Originally appeared in IPS

March 4, 2010

By Marwaan Macan-Markar

While Aung San Suu Kyi remains the most widely-known woman suppressed for her political views in Burma, the jails in that military-ruled country continue to be filled by lesser-known women dissidents being held on a range of questionable charges.

Mid-February saw the latest group of female political activists thrown into jail with a two-year prison term, including hard labour, for a “crime” they committed four months ago – donating religious literature to a Buddhist monastery, an act that the junta deemed as “disturbing the peace.”

At the time of their arrest in October 2009, Naw Ohn Hla, Myint Myint San, Cho Cho Lwin and Cho Cho Aye had also been conducting regular prayers at the landmark Shwedagon pagoda in Rangoon, the country’s former capital, to secure the release of opposition leader Suu Kyi, who has been under house arrest for over 14 of the last 20 years.

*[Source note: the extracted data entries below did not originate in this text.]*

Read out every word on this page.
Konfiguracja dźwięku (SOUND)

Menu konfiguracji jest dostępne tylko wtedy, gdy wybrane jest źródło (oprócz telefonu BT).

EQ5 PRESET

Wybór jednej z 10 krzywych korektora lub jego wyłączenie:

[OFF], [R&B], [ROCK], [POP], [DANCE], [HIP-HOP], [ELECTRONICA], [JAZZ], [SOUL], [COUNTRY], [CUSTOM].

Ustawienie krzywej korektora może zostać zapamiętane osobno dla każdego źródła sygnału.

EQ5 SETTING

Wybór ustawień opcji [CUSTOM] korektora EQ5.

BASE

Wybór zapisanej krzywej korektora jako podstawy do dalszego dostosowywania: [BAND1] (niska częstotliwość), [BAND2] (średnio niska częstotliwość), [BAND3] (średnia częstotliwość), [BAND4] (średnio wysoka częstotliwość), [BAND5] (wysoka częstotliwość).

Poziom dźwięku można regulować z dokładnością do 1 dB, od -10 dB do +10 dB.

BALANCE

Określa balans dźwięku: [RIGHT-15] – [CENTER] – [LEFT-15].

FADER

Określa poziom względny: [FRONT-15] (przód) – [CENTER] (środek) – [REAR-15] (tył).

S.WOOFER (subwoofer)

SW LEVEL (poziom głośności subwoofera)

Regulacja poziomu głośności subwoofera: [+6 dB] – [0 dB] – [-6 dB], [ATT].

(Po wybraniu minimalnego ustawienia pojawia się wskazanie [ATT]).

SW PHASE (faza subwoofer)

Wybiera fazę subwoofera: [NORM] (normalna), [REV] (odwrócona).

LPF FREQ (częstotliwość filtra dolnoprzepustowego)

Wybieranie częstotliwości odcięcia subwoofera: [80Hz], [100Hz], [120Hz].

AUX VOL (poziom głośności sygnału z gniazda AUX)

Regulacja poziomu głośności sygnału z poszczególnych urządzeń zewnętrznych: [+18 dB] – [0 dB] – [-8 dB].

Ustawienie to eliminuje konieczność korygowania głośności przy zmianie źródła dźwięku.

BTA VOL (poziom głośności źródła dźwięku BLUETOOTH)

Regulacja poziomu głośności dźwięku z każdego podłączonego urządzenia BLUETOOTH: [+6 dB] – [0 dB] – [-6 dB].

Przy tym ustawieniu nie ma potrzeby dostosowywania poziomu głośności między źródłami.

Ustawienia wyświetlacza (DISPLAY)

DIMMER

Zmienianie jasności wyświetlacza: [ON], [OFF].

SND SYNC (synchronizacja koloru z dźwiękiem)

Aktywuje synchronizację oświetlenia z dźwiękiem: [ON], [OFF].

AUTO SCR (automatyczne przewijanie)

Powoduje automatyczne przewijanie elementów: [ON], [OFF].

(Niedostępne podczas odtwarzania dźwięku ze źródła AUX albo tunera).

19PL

“These women were very persistent with their religious activity no matter the risks they faced, any oppression,” says Khin Ohmar, vice chairwoman of the Burmese Women’s Union (BWU), a network of democracy activists exiled in Thailand. “It is a sign of their determination and political beliefs.”

“Jailing female political activists is not going to silence them,” she revealed in a telephone interview from Mae Sot, a town along the Thai-Burmese border. “The military authorities keep repeatedly making this mistake.”

The four women prisoners bring to nearly 190 the number of female activists among the estimated 2,200 political prisoners now in Burmese jails. The women who are paying a steep price for their political beliefs include Buddhists nuns, journalists, labour rights activists and members and sympathisers of the National League for Democracy (NLD), the party that Suu Kyi heads.

Nilar Thein, a former university student leader, is among them. She was condemned to a 65-year prison sentence in November 2008 for her prominent role in a peaceful protest movement in September 2007 that saw thousands of Buddhist monks come on the side of the oppressed and launch street protests.

Hla Hla Win was given a 20-year-prison sentence on Dec. 31 last year for her work as an “undercover journalist” who fed information from inside Burma, or Myanmar, as it is also known, to the Democratic Voice of Burma (DVB), an Oslo-based news organisation of exiled Burmese journalists.

Others such as the 54-year-old Cho Mar Htwe, who was released in September 2009 after languishing in jail for 11 years, was condemned for something more simpler – bringing to the NLD office a faxed letter from Japan that called for the release of Suu Kyi and all political prisoners.

The trauma of a long jail term has not dimmed Cho Mar Htwe’s commitment to remain politically engaged. “Even though I have been in prison for 11 years, I want to be involved in politics,” she said through a translator from Mae Sot, the Thai town she had fled to a month after being freed. “Other female political activists I left behind feel this way. They want to make a change even if there is a threat of jail.”

Women in the border areas of the South-east Asian nation, which are home to the country’s ethnic minority communities, have displayed a similar spirit and have paid a heavy price for it, revealed the global rights lobby Amnesty International (AI) in a recent report.

Buddhist nuns in western Rakhine State, a female activist protesting against the flawed May 2008 referendum to approve the new constitution in the eastern Karenni State and girls from the northern Kachin State accused of having informed the international media about being raped by Burmese soldiers are among the victims of repression, stated Amnesty in its February report.

“A young Karenni woman told Amnesty International how she and her friends in the Kayan New Generation Youth group were arrested by the authorities for their peaceful anti-referendum activism on May 10 (2008),” notes the 66-page report, entitled ‘The Repression of Ethnic Minority Activists in Myanmar’.

“We documented accounts of women in these ethnic areas taking a leading role in political activity,” says Benjamin Zawacki, the Burma researcher for AI. “And there is evidence of these women activists being repressed for it.”

A woman from the Kachin minority was arrested after she led a signature campaign against the construction of a dam in the Kachin State, Zawacki said in an interview. “They (the junta) are not soft on women.”

The prospect of more women going public with their political passions is expected to rise in Burma as the regime has promised a general election this year. It will be the first poll to be held since a 1990 vote that the opposition parties won with a huge mandate, but which the junta refused to recognise.

“The level of political activism among women is on the rise,” says Zawacki. “Leadership among women is also increasing.”

This emerging trend comes even as the women know that a jail term brings with it particular forms of abuse used against jailed female activists. “Verbal and mental torture is the most common. The guards abuse us with bad words,” 35-year-old Lae Lae, who served a four-year term as a political prisoner, told IPS. “We are also not given our needs when we are menstruating and they humiliate us at such times.”

Some women have indeed suffered worse during their menstrual cycle in Burmese jails, says Khin Ohmar of BWU. “There have been cases of prison authorities forcing women to stand with their stretched legs apart and then kicking them in the abdomen.”